CS: Houve algum caso que surpreendeu vocês pela ousadia dos criminosos?

BS: Como os casos acontecem fora da plataforma,  tomamos conhecimento quase que ao mesmo tempo que o resto das pessoas, pelo noticiário. Eu acabo sendo tão espectadora quanto os outros. Mas, sim, os golpes têm crescido e a criatividade deles surpreende. Fico muito feliz que cada vez mais a imprensa leve este assunto a público, porque acho que temos um papel conjunto de educação e os estelionatários exploram muito esta falta de informação. Por isso é tão importante educar as pessoas.
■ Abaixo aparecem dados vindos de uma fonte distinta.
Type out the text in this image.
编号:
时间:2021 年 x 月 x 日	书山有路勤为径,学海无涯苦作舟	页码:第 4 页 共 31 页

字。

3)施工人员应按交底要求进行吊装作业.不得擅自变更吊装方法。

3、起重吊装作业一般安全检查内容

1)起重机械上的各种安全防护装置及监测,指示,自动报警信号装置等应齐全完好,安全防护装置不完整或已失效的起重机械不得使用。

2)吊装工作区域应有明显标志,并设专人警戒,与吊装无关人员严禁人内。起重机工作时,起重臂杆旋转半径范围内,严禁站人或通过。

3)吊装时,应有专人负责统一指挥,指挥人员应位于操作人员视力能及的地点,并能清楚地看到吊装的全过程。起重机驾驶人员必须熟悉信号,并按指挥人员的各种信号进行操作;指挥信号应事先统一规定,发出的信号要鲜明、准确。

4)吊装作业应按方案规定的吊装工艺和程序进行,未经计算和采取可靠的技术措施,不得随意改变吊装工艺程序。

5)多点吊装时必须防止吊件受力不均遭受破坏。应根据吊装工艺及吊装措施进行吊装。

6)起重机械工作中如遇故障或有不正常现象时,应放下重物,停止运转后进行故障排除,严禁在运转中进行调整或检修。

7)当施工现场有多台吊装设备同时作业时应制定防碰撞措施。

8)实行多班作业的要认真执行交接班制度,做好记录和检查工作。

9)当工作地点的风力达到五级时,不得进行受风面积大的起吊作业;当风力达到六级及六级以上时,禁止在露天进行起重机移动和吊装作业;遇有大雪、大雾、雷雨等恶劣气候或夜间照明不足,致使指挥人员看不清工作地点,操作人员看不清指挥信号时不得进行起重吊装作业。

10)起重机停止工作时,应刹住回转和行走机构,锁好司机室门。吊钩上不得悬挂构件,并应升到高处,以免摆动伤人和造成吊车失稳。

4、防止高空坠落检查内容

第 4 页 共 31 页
CS: A Justiça já responsabilizou a OLX por estas transações?

BS: Não, porque elas acontecem fora da plataforma. Os criminosos fazem de tudo para retirar suas vítimas do site. Quando eles migram para um aplicativo de mensagens, encerra a participação da empresa neste processo. Por isso não há que se falar em responsabilidade da OLX, porque o crime ocorre fora do ambiente seguro da plataforma.

 

CS: Como a Lei Geral de Proteção de Dados (LGPD) ajuda na segurança do usuário?

BS: Eu não sou especialista nesse tema, mas vou dar uma noção geral de como acontece. Temos uma obrigação de resguardar os dados do usuário e, em caso de solicitação, apagar todas as informações que temos. Fazemos o que eles chamam de anonimizar os usuários. Eu não posso fazer nenhuma ação pensando em você, por exemplo. Tenho que fazer pensando num grupo de pessoas, sem ser direcionado individualmente. Não posso compartilhar seus dados sem a sua anuência. Você precisa consentir que aquela informação será trocada. É mais ou menos quando te ligavam oferecendo um produto e você não fazia ideia de como esta pessoa conseguiu seu número. Provavelmente você deixou em algum lugar, que passou para outra empresa. É isso que a Lei resguarda. Isso não pode acontecer. A qualquer momento você pode solicitar a um site que delete todas as suas informações pessoais. Antes isso não era possível. Particularmente eu acho que o grande ganho com a LGPD foi a importância dada aos dados colocados no mercado. As pessoas passaram a refletir melhor, porque havia a cultura de está tudo ok, eu posso deixar meus dados por aí. Não havia consciência dos riscos de fornecer e-mail, RG e CPF, por exemplo.

 

CS: Para encerrar, como eu peço para deletar meus dados fornecidos ao OLX, por exemplo?

BS: Na OLX, a opção está na aba ‘Minha Conta’, na gestão da sua própria conta. Ela tem que estar visível em todos os sites, não só na OLX. No passado você tinha que pedir solicitação à empresa, agora ficou mais fácil.